Kinder is the guest of a patriotic non-profit which is taking him and seven other Normandy veterans to France for the invasion anniversary celebration.  He will appear, along with three others, on ABC’s nightly news June 4-6.  He has received a commendation from Gov. Brian Kemp, all befitting of Greatest Generation survivors.

Kinder saw action at Luxembourg, Nancy, and Bastogne as the Battle of the Bulge—Germany’s last major offensive—became Adolph Hitler’s last gasp before the Nazi’s unconditional surrender in May of 1945.

The most significant vignette in Kinder’s miliary career came later when Japan’s official and unconditional surrender came about September 2, 1945.

“We knew that as the war was ending in Europe that the next thing for us was to begin training for the possible invasion of Japan,” Kinder says.  “We were all so grateful for the Japanese surrender.  That was a high moment for us.”

That is another thing that has always been consistent with the veterans who would have been called on to join the invasion of Japan, had the dropping of the atomic bombs on Hiroshima and Nagasaki not taken place. With estimates of a million casualties or more, President Harry Truman’s decision to drop the devastating atomic bombs was universally appreciated by American servicemen and women.

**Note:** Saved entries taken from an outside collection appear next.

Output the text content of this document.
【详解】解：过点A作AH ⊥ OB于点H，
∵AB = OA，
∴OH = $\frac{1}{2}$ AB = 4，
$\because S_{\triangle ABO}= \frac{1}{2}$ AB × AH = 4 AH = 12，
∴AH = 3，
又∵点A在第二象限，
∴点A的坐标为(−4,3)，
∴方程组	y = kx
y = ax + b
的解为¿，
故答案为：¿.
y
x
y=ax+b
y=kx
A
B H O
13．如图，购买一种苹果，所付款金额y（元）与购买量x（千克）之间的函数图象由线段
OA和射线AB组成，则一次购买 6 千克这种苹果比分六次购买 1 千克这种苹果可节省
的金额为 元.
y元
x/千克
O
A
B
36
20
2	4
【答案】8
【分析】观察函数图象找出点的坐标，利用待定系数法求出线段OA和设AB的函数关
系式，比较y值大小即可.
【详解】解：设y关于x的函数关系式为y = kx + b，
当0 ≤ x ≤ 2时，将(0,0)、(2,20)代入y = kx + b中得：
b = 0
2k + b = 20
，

Kinder, grew up on acreage near Bellevue, Wash. where he tended pigs, cows, and chickens.  “We were more country than Loretta Lynn,” he laughs.

There were reports of submarine sightings off the West Coast and fears of Japanese attacks from bases they had captured in the Aleutian Islands, which are 2,280 miles from Seattle.   None of that came about, thankfully, but there was understandable doomsaying and unending worry.

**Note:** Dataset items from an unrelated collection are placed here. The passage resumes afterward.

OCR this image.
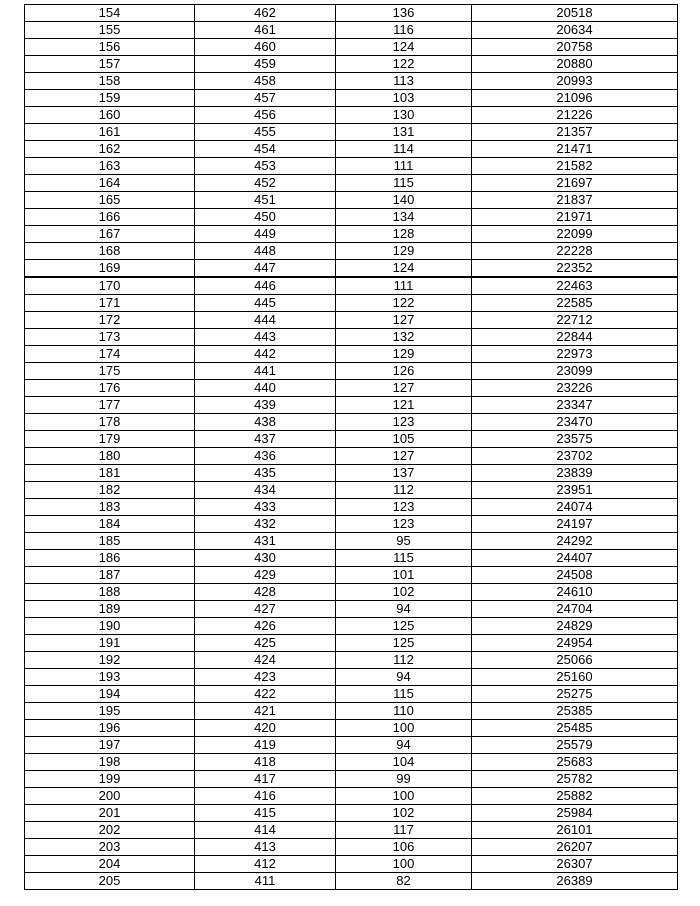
154	462	136	20518
155	461	116	20634
156	460	124	20758
157	459	122	20880
158	458	113	20993
159	457	103	21096
160	456	130	21226
161	455	131	21357
162	454	114	21471
163	453	111	21582
164	452	115	21697
165	451	140	21837
166	450	134	21971
167	449	128	22099
168	448	129	22228
169	447	124	22352
170	446	111	22463
171	445	122	22585
172	444	127	22712
173	443	132	22844
174	442	129	22973
175	441	126	23099
176	440	127	23226
177	439	121	23347
178	438	123	23470
179	437	105	23575
180	436	127	23702
181	435	137	23839
182	434	112	23951
183	433	123	24074
184	432	123	24197
185	431	95	24292
186	430	115	24407
187	429	101	24508
188	428	102	24610
189	427	94	24704
190	426	125	24829
191	425	125	24954
192	424	112	25066
193	423	94	25160
194	422	115	25275
195	421	110	25385
196	420	100	25485
197	419	94	25579
198	418	104	25683
199	417	99	25782
200	416	100	25882
201	415	102	25984
202	414	117	26101
203	413	106	26207
204	412	100	26307
205	411	82	26389
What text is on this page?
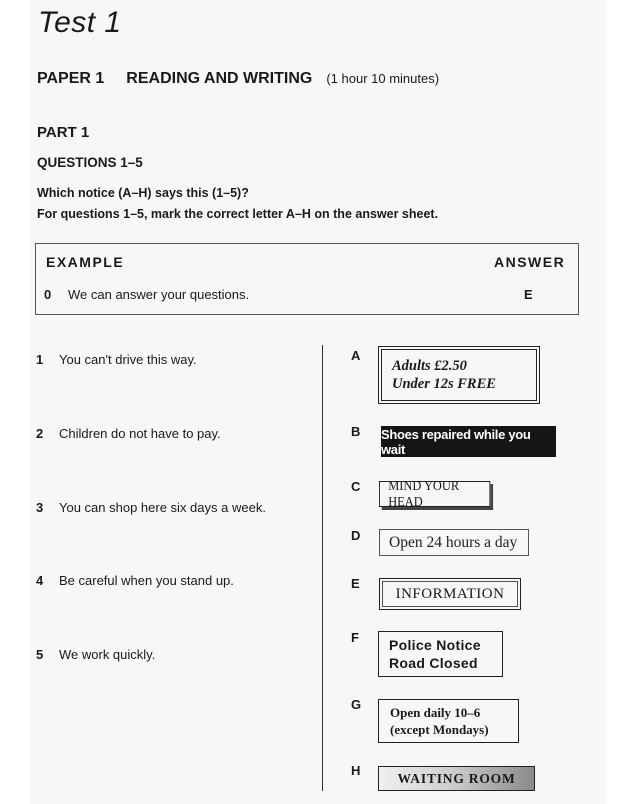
Test 1
PAPER 1 READING AND WRITING (1 hour 10 minutes)
PART 1
QUESTIONS 1–5
Which notice (A–H) says this (1–5)?
For questions 1–5, mark the correct letter A–H on the answer sheet.
EXAMPLE	ANSWER
0 We can answer your questions.	E
1 You can't drive this way.
2 Children do not have to pay.
3 You can shop here six days a week.
4 Be careful when you stand up.
5 We work quickly.
A
B
C
D
E
F
G
H
Adults £2.50
Under 12s FREE
Shoes repaired while you wait
MIND YOUR HEAD
Open 24 hours a day
INFORMATION
Police Notice
Road Closed
Open daily 10–6
(except Mondays)
WAITING ROOM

He was 16 when the Japanese bombed Pearl Harber.  Less than three years later he was off to war in a strange place with which he had no familiarity or knowledge—on the other side of the world.  “I grew up in a hurry,” he says.

His battalion was assigned duty near the front lines where his unit used sensitive microphones to try to detect where enemy artillery was located so that Allied artillery and bombs would have greater accuracy in their attempt to destroy German firepower.

Following the war, he enrolled at the University of Washington where he earned his degree, becoming a ceramics engineer. He was and remains thankful for the G.I. Bill which enabled him to obtain a college degree.  He was a Washington Husky then, but now a passionate Georgia Bulldog.  “I’ve become very Georgian, and I love that phrase, ‘How ‘Bout Them Dawgs.’ That is so wonderful.  It is a down home term I have learned to love and appreciate.”

Business opportunity brought him to Milledgeville years ago, and he found out that he liked the people who were friendly, courteous, and would “do business on a handshake.”

When retirement came about, he chose to remain in his adopted state where he has enjoyed a long life, happy to salute the flag at every opportunity and stand erect with his hand across his chest when the national anthem is played.